The bill also talks about employing Family Councils to conduct “house to house visits” to educate people about the prevention and detection of preventable diseases.
Family Councils are Sandinista neighborhood organizations created earlier this year by First Lady Murillo, apparently in an attempt to rebrand the unpopular Councils of Citizen Power (CPCs), Sandinista activist groups that were formed in 2007 but never gained much acceptance (polls showed that less than 5% of the population participated in CPCs).
The sudden push to institutionalize the party structures as constitutionally mandated community organizations could lead to greater social control and persecution of political opponents, critics warn. Vilma Núñez, president of the Nicaraguan Center for Human Rights (CENIDH), claims the inclusion of the Family Councils in constitution is form of repression.
The reforms will also attempt to end the controversy over Ortega’s 2011 reelection by erasing any mention of a reelection ban from Article 147 of the constitution. Since Ortega sidestepped that ban two years ago, the opposition press has consistently referred to him as the “unconstitutional president.”
The reworded Article 147 does, however, maintain the ban on consanguinity–or kinship–meaning that Ortega’s children can’t be appointed as his successor in 2031 (unless, of course, the regime passes another set of constitutional reforms on the president’s deathbed).
The reforms will also attempt to legitimize Ortega’s de facto government, which is currently staffed by more than 50 high officials, judges, electoral magistrates and other political appointees whose constitutional term limits have long expired.
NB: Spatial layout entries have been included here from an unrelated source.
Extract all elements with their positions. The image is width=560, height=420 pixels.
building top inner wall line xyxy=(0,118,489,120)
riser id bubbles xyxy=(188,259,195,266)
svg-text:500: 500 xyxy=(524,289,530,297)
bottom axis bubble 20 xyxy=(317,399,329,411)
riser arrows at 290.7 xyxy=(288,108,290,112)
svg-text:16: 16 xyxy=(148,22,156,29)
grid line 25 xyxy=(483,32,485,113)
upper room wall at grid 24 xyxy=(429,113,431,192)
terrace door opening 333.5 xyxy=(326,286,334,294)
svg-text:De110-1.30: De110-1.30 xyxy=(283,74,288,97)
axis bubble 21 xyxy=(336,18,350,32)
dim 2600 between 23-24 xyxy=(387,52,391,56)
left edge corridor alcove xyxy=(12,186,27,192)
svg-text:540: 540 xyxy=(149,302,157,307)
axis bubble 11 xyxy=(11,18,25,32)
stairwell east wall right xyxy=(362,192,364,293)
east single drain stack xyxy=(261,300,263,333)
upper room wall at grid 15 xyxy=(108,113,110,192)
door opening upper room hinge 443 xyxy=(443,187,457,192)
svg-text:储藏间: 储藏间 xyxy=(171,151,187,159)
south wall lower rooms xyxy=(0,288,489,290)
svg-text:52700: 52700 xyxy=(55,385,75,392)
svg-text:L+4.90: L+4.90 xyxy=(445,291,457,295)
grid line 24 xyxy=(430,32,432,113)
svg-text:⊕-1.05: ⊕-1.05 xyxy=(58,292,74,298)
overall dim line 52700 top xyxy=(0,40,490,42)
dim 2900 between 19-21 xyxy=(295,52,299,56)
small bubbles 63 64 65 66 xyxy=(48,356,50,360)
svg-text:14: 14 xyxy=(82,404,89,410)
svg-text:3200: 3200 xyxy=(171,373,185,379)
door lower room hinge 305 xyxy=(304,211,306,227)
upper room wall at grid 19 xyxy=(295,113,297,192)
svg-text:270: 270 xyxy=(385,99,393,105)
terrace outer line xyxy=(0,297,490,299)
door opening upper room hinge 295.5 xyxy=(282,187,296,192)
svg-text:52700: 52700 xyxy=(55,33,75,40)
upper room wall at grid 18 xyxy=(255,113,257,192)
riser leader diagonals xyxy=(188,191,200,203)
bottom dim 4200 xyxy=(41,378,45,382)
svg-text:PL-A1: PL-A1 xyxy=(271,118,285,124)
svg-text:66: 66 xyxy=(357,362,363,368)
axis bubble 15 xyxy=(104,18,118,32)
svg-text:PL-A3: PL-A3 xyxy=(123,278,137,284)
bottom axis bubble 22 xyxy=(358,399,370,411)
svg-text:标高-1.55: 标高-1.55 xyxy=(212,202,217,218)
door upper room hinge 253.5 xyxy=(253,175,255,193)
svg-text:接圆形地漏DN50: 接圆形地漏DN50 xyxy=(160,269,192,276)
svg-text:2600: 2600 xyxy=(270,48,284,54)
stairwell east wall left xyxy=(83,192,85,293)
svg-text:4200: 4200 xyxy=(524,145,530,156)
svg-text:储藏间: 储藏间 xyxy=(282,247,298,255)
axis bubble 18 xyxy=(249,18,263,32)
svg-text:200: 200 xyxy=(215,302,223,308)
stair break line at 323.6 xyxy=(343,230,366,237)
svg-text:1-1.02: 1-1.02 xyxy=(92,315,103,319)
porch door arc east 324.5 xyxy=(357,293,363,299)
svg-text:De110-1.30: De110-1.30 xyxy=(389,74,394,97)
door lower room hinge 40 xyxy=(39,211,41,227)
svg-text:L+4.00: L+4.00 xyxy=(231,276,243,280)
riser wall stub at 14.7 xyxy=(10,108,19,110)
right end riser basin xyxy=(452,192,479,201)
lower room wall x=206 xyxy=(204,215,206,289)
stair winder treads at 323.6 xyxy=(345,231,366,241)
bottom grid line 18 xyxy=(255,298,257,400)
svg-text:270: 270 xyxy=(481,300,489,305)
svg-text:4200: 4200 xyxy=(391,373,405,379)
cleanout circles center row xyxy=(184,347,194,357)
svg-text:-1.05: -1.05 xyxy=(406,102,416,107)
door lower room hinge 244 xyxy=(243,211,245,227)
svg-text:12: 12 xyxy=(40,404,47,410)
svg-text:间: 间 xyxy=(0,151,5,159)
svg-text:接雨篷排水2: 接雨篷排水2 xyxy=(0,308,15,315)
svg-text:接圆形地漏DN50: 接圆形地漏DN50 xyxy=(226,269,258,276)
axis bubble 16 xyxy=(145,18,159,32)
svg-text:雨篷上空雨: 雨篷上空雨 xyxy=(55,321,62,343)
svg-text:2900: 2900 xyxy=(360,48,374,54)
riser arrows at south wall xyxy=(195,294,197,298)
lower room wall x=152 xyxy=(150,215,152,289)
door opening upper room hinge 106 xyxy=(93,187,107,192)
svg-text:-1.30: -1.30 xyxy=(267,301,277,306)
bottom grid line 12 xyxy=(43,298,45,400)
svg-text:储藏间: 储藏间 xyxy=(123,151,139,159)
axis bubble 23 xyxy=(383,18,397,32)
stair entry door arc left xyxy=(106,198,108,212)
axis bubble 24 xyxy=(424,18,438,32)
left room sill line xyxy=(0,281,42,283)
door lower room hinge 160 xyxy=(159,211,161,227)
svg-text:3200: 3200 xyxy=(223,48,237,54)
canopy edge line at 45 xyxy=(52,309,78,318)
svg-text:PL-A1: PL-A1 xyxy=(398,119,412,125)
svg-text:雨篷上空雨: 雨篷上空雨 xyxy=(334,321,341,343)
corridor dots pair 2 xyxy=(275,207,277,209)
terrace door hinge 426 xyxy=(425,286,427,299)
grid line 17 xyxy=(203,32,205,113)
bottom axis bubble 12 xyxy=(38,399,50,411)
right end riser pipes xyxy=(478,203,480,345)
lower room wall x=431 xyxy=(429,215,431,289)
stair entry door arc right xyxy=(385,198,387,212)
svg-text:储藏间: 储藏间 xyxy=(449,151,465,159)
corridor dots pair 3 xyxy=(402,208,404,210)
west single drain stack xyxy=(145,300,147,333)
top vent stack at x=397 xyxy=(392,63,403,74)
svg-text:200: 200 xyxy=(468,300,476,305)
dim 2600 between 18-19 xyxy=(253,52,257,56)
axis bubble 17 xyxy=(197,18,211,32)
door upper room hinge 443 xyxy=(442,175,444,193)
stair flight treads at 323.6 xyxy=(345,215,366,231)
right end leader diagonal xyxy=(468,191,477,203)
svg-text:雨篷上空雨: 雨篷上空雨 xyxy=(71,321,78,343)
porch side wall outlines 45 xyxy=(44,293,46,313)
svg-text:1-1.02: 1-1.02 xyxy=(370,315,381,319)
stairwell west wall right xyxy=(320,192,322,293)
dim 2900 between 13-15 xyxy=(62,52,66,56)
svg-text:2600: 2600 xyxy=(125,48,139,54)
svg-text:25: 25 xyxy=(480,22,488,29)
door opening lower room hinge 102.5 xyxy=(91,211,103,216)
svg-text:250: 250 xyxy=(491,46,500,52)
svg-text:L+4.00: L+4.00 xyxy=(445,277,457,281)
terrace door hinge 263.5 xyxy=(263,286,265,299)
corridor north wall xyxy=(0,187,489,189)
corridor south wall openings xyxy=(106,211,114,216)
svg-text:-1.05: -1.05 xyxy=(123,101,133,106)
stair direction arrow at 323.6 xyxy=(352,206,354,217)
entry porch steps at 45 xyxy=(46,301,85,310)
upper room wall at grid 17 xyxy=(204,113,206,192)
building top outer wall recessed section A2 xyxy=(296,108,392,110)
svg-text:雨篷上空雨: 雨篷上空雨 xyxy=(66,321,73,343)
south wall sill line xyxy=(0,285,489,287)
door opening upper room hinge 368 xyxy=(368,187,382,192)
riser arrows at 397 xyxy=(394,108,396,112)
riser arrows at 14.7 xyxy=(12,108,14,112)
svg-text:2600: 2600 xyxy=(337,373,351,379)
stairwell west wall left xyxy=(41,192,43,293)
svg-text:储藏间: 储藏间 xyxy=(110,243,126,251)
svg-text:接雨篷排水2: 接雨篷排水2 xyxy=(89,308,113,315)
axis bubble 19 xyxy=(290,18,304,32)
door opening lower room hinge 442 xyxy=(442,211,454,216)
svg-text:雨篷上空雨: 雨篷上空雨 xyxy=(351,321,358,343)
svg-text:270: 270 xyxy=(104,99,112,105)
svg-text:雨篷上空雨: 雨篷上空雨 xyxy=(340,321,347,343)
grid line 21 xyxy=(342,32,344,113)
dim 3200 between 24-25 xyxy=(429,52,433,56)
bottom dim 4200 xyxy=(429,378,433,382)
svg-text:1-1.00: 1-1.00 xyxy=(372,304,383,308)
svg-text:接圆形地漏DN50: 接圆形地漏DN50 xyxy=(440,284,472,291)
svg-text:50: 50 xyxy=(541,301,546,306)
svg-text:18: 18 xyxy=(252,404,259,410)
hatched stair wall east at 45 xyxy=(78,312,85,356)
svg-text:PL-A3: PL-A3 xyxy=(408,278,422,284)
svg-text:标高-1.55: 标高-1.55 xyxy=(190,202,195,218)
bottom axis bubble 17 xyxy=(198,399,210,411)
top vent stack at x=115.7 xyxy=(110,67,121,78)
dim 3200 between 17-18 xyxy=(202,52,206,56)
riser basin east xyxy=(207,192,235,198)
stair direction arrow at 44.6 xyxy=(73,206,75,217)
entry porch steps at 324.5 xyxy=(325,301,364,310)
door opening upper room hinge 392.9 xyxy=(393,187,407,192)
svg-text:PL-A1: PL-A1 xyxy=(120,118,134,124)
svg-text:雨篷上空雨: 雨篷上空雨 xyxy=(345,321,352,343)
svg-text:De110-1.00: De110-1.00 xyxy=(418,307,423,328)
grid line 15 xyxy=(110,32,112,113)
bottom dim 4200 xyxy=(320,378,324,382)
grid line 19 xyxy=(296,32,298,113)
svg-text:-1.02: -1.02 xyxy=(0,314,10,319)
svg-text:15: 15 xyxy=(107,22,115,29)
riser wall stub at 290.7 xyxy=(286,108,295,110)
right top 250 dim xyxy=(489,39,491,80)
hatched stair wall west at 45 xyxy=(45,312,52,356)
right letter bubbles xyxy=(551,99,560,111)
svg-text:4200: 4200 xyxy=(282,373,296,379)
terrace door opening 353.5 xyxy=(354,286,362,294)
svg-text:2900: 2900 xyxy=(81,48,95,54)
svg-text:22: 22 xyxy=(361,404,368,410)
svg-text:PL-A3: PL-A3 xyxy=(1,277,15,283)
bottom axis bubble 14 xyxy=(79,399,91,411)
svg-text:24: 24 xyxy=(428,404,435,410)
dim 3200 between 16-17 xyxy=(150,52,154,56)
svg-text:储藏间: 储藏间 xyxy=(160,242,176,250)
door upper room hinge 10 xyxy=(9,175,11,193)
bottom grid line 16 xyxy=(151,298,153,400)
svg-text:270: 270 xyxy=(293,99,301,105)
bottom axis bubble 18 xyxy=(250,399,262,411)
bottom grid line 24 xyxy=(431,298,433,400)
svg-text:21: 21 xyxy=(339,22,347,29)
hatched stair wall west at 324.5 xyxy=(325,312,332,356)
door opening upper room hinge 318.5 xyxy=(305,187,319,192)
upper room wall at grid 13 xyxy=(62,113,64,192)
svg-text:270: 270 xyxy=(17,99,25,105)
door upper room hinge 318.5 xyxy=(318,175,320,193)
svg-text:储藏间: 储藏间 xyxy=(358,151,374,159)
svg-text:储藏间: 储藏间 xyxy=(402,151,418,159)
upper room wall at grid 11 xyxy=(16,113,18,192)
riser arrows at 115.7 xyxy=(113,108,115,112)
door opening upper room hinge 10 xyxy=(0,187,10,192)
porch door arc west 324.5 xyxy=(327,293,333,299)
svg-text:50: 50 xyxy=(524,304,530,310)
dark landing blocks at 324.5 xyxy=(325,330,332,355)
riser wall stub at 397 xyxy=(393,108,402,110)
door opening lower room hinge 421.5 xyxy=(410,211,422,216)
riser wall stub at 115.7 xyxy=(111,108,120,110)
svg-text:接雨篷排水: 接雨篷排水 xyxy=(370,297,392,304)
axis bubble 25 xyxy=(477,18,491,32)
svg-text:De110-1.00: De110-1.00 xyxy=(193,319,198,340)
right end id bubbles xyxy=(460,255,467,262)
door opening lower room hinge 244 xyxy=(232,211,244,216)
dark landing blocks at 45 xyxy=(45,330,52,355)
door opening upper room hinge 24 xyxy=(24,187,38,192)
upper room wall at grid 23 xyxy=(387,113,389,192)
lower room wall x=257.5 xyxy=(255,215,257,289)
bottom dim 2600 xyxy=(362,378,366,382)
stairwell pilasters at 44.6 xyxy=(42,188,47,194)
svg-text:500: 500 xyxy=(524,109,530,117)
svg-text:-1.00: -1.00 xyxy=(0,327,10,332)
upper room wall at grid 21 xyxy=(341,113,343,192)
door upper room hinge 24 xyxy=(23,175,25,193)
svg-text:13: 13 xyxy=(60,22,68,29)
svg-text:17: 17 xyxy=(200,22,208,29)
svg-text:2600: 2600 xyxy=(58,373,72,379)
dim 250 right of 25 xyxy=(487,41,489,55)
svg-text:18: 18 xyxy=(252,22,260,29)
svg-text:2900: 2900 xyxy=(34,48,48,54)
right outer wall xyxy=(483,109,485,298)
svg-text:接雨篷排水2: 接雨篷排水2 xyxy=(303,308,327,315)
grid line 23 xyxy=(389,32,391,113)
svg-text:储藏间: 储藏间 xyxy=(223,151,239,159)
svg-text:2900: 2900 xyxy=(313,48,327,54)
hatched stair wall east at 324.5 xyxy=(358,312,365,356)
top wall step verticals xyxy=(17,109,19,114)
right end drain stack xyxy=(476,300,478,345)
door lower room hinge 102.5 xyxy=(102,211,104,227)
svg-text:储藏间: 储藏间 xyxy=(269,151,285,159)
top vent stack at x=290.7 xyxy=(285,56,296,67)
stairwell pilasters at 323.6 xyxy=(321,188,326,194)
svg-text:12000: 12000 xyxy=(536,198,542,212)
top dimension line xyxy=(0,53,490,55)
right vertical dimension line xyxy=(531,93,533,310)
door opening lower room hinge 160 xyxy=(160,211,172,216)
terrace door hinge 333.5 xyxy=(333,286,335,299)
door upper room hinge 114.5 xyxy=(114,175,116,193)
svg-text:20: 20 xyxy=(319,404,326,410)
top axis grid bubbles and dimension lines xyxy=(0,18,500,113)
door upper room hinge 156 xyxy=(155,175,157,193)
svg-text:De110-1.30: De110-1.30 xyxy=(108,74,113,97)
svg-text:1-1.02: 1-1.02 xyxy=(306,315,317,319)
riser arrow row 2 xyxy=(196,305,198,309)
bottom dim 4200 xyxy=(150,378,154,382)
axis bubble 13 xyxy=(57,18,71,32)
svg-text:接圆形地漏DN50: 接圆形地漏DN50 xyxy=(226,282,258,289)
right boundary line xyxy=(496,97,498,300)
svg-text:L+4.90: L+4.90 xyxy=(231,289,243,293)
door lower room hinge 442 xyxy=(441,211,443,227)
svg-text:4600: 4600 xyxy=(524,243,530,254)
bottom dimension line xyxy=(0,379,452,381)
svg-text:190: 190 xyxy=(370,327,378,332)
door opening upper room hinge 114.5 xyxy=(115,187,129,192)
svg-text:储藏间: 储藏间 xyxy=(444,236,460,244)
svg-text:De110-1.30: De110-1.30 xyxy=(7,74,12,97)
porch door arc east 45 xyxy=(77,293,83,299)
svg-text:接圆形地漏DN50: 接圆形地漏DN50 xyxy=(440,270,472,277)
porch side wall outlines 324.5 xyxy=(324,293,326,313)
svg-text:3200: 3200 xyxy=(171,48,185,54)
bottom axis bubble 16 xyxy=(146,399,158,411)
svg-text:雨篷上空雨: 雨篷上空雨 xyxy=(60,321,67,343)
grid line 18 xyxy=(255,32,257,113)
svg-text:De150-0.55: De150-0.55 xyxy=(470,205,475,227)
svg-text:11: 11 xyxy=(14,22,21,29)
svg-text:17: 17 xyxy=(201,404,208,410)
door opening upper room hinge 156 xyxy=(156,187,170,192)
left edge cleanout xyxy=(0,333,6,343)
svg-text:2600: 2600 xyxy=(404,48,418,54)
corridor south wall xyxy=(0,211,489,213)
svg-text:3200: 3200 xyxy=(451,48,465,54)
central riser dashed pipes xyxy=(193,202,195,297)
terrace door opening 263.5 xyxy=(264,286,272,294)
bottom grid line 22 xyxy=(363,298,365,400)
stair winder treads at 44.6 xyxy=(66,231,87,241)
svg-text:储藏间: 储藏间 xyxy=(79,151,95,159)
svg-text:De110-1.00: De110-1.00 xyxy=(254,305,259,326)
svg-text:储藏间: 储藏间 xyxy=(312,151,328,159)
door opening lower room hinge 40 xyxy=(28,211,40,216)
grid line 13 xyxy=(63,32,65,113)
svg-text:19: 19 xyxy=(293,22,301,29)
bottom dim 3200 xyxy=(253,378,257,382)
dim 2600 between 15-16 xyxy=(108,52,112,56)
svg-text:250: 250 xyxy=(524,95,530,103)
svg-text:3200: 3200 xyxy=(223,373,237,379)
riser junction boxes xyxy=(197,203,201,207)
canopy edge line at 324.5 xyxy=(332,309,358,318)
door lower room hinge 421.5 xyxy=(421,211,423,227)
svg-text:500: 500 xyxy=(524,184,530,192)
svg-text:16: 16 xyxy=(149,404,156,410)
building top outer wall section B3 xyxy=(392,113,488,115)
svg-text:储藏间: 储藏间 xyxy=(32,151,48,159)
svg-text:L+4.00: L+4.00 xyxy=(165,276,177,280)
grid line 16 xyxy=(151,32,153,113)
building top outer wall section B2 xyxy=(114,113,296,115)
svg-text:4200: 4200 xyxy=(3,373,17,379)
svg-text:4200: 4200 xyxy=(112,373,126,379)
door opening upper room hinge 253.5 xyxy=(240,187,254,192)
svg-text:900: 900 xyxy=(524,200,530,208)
The Sandinista reforms call for a rewording of Article 130 of the constitution to allow expired officials to remain in office indefinitely when the National Assembly doesn’t get its act together to appoint replacements. (Ironically, the Sandinista supermajority could easily appoint new officials if the party bosses wanted to; instead, they’re opting to change the constitution to justify shirking their responsibilities for the past two years).
The reform to Article 98 would institutionalize the government’s tripartite dialogue between state, labor unions and private business leaders––an arrangement that critics claim is more plutocratic than democratic in practice. The controversial Chinese canal concession would also get written into the constitution, as would the International Court of Justice (ICJ) border and boundary rulings of 2007 and 2011. The reforms also seek to extend mayors’ terms to five years and alter upcoming electoral calendars, as well as eliminate the minimum percentage needed by a presidential candidate to win elections in the first round.
Show me, don’t tell me
The Sandinistas’ attempt to foist a new constitution on the country without any meaningful dialogue, explanation or consultation is clear proof that the ruling party is only giving lip service to the concept of “direct democracy,” says legal analyst Alvarez.
In fact, the lawyer says, the reforms are so severe they should require a constitutional convention, not just a partial reform to the constitution. The Sandinistas’ unwillingness to engage in the democratic consultation progress required of a constitutional convention demonstrates the true authoritarian nature of the reforms, he says.
“No president has the right to change the political system without consulting the people; to do so would be illegal and illegitimate,” Alvarez says, noting the irony of the government trying to pass reforms in the name of direct democracy without practicing it themselves. Alvarez and others in the opposition expect the legislative consultation process to be a complete sham, as was the case during the recent Grand Canal Concession law, which was passed unilaterally without debate, consensus, compromise or consultation.
Alvarez fears the government’s power play will only embolden the position of rearmed contra groups in Nicaragua. “If these constitutional reforms pass as is, and democratic spaces in Nicaragua are closed, Ortega’s eventual removal from office will not be as peaceful as his entry,” the lawyer predicts.